MEEP platform layers

From a high-level perspective, MEEP is defined as a layered structure, such as it is depicted below. There exist direct dependencies among consecutive vertical layers; whereas the vertical layer is transversal to all the rest.

 

Layered structure of MEEP platform
Layered structure of MEEP platform

 

The above structure contextualizes the scope of each layer and the close relationship among contiguous layers, at the same time. HPC applications (first layer on top) need software tools (second layer) to transform programs into something readable and executable on the emulation platform (third layer), according to the characterization of the accelerator architecture (fourth layer).

 

Each layer has its own responsibility, and all of them might be analyzed using profiling and performance monitoring tools. In particular:

  • HPC Applications layer studies and analyzes different kinds of applications, considering their workloads, data distribution and dependencies, level of parallelism, programming languages, etc.
  • The Software toolchain layer provides the required software ecosystem to exploit hardware capabilities. It includes the software stack, from the operating system (at the bottom) to several HPC runtimes (at the top).
  • The Emulation Platform layer enables the possibility of executing HPC applications on top of the Accelerator Architecture, using the information received from the Software toolchain layer.
  • The Accelerator Architecture layer defines the accelerator components, their connectivity and functionality.
  • The Profiling and performance monitoring layer gives some feedback in terms of applications memory access pattern.
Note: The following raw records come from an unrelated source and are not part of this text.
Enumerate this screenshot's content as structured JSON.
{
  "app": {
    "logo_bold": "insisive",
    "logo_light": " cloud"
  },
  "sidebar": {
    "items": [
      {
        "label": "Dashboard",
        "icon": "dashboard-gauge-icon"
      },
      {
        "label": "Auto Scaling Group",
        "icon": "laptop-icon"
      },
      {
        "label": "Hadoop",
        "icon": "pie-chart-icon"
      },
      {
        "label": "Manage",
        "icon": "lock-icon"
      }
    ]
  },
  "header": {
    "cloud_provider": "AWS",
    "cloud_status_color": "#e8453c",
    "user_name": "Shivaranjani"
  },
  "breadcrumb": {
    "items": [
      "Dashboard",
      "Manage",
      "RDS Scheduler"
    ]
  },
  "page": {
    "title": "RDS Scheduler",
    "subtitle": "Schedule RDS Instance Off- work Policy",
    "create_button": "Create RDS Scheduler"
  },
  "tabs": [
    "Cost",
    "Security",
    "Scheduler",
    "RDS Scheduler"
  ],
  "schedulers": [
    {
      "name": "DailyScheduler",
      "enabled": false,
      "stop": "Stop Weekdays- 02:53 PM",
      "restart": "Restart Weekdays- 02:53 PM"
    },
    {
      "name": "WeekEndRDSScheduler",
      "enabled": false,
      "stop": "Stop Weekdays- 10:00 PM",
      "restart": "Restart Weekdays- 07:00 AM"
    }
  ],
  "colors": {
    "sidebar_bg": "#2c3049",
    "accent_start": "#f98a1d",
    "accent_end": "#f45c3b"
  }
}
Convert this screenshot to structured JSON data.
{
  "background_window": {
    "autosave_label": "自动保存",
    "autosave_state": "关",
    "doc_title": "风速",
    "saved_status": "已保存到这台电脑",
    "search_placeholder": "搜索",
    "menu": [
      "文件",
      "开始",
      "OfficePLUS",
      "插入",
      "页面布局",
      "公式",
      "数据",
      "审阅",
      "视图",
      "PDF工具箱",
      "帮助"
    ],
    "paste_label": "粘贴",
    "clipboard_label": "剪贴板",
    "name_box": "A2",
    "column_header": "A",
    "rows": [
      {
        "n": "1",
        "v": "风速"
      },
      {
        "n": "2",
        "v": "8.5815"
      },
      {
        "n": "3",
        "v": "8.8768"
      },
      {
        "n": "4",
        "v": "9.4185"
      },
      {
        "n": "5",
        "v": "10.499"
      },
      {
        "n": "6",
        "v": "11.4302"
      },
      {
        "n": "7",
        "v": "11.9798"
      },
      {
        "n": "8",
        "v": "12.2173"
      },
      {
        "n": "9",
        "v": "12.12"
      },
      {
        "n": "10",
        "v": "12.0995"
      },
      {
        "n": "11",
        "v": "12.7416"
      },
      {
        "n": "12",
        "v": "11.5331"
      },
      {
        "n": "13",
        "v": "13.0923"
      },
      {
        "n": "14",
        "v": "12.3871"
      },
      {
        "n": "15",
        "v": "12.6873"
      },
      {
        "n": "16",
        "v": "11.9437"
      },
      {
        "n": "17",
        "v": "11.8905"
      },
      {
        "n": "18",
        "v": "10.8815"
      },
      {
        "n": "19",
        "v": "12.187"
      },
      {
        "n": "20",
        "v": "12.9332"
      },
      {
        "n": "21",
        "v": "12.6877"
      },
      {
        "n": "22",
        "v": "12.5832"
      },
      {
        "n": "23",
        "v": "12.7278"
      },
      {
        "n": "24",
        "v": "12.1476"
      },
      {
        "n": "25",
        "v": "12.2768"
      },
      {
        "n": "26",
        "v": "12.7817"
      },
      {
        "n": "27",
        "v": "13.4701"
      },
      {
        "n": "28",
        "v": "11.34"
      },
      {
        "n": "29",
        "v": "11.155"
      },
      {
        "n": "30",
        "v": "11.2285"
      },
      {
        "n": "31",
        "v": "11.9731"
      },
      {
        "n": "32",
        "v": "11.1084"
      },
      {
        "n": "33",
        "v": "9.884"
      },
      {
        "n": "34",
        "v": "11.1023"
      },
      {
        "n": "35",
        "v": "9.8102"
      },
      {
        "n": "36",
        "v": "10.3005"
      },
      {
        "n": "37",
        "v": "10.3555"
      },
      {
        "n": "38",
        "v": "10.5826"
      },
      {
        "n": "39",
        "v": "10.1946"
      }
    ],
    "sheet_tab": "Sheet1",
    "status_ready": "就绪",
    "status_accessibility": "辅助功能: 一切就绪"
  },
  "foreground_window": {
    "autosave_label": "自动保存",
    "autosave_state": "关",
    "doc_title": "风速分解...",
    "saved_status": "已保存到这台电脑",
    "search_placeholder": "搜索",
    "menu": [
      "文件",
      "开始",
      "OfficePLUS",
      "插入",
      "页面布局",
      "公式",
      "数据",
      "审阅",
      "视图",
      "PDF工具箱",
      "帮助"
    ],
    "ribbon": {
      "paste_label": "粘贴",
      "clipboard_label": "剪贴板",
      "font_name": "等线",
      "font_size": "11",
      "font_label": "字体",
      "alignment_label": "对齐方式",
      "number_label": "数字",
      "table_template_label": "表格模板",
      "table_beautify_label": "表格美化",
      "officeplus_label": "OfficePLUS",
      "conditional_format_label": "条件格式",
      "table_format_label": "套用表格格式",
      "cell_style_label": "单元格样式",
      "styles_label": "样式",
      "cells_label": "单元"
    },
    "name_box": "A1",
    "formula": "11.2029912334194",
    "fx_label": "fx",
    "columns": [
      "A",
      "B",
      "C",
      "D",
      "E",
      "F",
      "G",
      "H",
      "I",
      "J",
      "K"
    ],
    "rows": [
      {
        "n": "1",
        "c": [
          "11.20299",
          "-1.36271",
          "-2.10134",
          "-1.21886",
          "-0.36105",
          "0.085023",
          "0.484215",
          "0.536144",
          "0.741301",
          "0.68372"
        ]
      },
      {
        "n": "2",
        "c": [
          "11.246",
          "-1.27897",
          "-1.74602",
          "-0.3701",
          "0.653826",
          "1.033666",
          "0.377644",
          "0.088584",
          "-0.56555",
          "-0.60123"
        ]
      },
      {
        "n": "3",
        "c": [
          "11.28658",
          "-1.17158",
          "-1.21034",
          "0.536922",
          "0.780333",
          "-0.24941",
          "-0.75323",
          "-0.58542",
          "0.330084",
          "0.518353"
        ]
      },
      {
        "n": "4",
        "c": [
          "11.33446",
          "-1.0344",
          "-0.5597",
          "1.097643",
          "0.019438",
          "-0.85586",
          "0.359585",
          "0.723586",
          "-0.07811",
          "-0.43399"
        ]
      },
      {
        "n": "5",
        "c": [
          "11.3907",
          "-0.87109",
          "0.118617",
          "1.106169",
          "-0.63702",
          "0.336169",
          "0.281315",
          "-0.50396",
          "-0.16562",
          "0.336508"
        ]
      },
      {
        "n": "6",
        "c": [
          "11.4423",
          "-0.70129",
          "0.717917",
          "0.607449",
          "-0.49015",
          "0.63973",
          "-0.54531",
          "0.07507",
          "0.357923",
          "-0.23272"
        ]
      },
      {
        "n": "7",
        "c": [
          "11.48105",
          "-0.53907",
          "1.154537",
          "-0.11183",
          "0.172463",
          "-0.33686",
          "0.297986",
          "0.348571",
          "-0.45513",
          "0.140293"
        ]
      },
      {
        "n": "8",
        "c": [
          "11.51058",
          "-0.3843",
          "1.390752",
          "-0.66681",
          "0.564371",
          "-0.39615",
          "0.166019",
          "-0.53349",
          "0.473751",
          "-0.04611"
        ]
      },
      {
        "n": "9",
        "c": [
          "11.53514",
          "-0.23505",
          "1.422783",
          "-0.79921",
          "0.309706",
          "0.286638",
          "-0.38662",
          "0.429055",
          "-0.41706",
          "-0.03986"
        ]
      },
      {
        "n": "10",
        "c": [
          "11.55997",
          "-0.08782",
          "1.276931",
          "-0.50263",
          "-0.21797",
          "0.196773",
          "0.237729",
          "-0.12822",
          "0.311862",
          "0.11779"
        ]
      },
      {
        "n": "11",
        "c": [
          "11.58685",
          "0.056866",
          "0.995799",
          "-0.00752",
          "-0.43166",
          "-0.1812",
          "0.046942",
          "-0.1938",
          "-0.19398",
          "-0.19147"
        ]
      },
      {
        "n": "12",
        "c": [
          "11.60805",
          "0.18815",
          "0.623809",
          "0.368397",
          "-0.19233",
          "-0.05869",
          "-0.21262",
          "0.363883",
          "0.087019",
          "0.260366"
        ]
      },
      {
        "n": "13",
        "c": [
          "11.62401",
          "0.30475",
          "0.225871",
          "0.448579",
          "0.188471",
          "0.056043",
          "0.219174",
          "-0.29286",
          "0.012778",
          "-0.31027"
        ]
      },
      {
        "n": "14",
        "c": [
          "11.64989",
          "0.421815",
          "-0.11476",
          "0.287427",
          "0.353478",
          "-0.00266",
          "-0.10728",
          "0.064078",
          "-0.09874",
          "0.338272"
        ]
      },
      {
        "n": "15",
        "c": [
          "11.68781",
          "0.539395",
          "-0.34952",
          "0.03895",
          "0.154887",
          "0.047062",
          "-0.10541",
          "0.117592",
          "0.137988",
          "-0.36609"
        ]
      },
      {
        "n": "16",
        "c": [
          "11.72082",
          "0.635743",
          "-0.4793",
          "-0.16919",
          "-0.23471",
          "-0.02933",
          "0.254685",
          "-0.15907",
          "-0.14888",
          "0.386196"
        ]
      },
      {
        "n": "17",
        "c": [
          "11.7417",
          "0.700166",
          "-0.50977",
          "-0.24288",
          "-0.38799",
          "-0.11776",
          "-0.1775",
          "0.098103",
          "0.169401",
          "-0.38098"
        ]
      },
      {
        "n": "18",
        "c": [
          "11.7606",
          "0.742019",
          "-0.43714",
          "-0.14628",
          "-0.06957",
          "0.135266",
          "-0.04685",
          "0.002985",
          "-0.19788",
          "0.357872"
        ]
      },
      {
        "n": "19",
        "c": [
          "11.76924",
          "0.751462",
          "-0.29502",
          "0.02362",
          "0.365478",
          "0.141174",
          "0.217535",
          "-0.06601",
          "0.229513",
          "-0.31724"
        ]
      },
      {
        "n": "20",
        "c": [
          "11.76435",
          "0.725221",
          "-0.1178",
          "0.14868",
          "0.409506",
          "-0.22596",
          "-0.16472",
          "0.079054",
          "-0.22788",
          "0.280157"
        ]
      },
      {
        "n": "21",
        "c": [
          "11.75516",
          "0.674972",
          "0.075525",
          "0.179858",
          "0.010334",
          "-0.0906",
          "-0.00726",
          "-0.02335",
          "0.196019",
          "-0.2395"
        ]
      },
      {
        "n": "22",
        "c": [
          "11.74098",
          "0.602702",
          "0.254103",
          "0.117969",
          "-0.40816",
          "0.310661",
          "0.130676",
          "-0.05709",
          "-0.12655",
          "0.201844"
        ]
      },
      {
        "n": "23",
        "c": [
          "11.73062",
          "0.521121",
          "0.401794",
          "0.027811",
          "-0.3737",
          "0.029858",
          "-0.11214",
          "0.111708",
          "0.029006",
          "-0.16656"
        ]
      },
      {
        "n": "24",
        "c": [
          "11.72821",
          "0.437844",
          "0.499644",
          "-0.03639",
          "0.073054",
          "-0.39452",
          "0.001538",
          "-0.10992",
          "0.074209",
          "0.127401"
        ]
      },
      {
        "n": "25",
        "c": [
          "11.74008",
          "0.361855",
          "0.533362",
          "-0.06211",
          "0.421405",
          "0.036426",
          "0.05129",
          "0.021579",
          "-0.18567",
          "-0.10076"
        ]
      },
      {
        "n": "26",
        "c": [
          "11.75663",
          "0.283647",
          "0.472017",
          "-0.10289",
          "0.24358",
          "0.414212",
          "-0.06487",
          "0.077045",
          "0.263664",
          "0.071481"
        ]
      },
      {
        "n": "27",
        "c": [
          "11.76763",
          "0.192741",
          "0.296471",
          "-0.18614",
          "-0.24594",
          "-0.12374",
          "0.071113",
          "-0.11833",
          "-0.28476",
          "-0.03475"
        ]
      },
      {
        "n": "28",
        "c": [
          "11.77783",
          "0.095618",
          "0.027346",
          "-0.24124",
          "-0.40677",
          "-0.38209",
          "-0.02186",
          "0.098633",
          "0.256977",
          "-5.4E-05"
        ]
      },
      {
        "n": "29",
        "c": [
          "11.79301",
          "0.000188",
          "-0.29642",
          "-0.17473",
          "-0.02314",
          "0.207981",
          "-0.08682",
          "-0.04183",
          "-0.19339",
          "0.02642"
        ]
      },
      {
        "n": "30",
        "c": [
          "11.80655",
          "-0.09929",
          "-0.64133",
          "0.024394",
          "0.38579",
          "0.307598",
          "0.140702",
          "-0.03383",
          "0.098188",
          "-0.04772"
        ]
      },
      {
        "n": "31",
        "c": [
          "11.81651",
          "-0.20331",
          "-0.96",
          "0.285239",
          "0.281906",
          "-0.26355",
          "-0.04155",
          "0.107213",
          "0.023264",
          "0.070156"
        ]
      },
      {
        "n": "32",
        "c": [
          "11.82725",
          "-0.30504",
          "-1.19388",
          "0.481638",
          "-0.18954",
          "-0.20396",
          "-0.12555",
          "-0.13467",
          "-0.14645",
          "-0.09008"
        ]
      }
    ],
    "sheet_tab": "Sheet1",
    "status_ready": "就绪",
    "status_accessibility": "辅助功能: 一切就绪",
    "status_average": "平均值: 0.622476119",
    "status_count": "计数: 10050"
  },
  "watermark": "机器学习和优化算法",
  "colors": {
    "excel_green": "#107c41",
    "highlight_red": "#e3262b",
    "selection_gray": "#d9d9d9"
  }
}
Read more details on the MEEP platform layers here.

 

MEEP development phases

 

In order to deal with MEEP complexity and dimension, its development will be afforded in two main phases:

 

Phase 1: It will work with a portion of the architecture to a single FPGA, a single instance of the emulation platform. The development of this phase will use the Xilinx Alveo U280 data center accelerator cards. The idea behind this experimental work is being able to demonstrate the viability of MEEP as an FPGA-emulation platform.

 

Phase 2: A bigger and more complex system will be developed in which 4 cards will be connected to facilitate early FPGA-to-FPGA communication development as well. The idea is to scale the system beyond what can be done with these cards in a denser form factor. Therefore, the OAM platform will be used to place up to 8 OAM FPGA devices in a Universal Base Board UBB chassis.